MIN RATNA BAJRACHARYA |
Some of them will be declared 'failed', others will pass, a few with flying colours. Once more, the results will illustrate the gross inequality in Nepal's education system. And what will these young people do once they are out of school?
In these uncertain times, the general attitude ('we'll cross that bridge when we come to it') has its advantages. But the decision becomes a little complicated when rivers are deep and the choice involves building a bridge, waiting at the edge while you wait for someone to throw the rope, or just jumping off the cliff and hoping for the best. No wonder students appear so stressed.

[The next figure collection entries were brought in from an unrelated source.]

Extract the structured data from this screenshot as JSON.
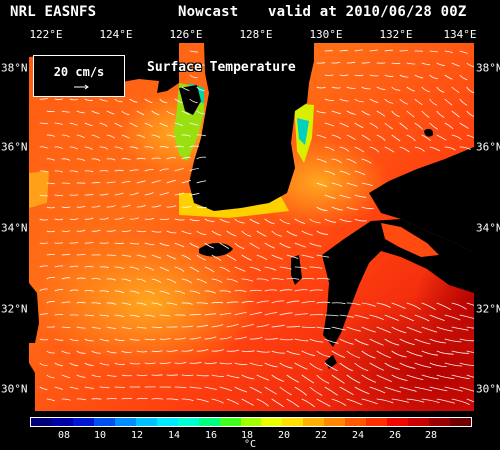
{
  "header": {
    "left": "NRL EASNFS",
    "middle": "Nowcast",
    "right": "valid at 2010/06/28 00Z"
  },
  "map_title": "Surface Temperature",
  "vector_legend": {
    "label": "20 cm/s",
    "arrow_icon": "arrow-right-icon"
  },
  "axes": {
    "lon_labels": [
      "122°E",
      "124°E",
      "126°E",
      "128°E",
      "130°E",
      "132°E",
      "134°E"
    ],
    "lat_labels": [
      "38°N",
      "36°N",
      "34°N",
      "32°N",
      "30°N"
    ]
  },
  "colorbar": {
    "tick_labels": [
      "08",
      "10",
      "12",
      "14",
      "16",
      "18",
      "20",
      "22",
      "24",
      "26",
      "28"
    ],
    "unit": "°C",
    "colors": [
      "#00007a",
      "#0000a8",
      "#0014d4",
      "#0050f0",
      "#008cff",
      "#00c0ff",
      "#00e8ff",
      "#00ffd0",
      "#00ff80",
      "#40ff20",
      "#a0ff00",
      "#e8ff00",
      "#ffe000",
      "#ffb000",
      "#ff8800",
      "#ff5a00",
      "#ff3000",
      "#f00800",
      "#c80000",
      "#9a0000",
      "#6e0000"
    ]
  },
  "palette": {
    "land": "#000000",
    "sea_warm": "#ff4a10",
    "sea_mid": "#ff6a14",
    "sea_cool": "#ff9a18",
    "coastal_cold": "#00d8a0",
    "vectors": "#ffffff"
  }
}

The last choice is the only one available to students stigmatised by society as failures, usually for no fault of their own. In a majority of public schools in rural areas, untrained and unmotivated teachers struggle with syllabuses that have no relationship with the ground reality.
Other than the 3Rs of reading, writing and arithmetic, school education in rural Nepal teach no life skills. Students don't learn about farming, how to make a plough, produce manure, keep goats, build huts, grow trees, look after the elderly, attend to the sick, clean streets, dig wells, play dhime baja or organise village communes. The best that they can wish is a chance to take up the gun for others, like the British or Indian Army, if they are lucky. Or to migrate for work.
There are private schools in urban areas that teach to build bridges, but most churn out youths with exaggerated sense of self-importance. For them, this country is beyond redemption. Their talent needs a more conducive environment, so they troop off to educational consultancies for student visas to Australia, Belgium, Cyprus, Denmark. Anywhere, as long as they can escape the country that they think has no future.
But even for an education system designed by default for the mass production of mediocrity, it's possible to save seeds for the future of the country. Unfortunately, the post-school facilities of training the willing are in equally bad shape, if not worse. For those who are fortunate enough to be declared 'passed', technical schools are few, mostly of a standard that leaves a lot to be desired.
The intermediate level education of Tribhuban University and majority of +2 teaching shops are merely places for the ambitious where they playact while they wait to be served with appropriate opportunity: an admission into professional colleges, a scholarship abroad, a job through connections or a career in politics. Very few have the confidence left to begin a trade or join an occupation by the time they finish secondary education.
The main problem with Nepal's school system is that it churns out individuals who wish to consume but have little ability to produce. Even among the relatively privileged, some become cheerful robots of the NGO-industry. Many end up as no-collar automatons at projects and aid agencies. Nepali economy is in doldrums. The tragedy is that our youthful workforce lacks the will?and tools?to pull it out of this rut.
In the Birth Centenary year of social thinker Ram Manohar Lohia, it may be appropriate to learn from the model he envisioned for his own country. Like India of Lohia's time, Nepal is a capital-scarce but labour-abundant country. Our problems are compounded by the fact that generations of Nepalis have availed of the easy option of withdrawing from the national economy by becoming Lahures. Had remmitances been the best way to build a country, Nepal would already be Switzerland of Asia and the Philippines would be Japan. The hard reality is that there is no alternative to building a prosperous economy but pulling ourselves up by our bootstraps.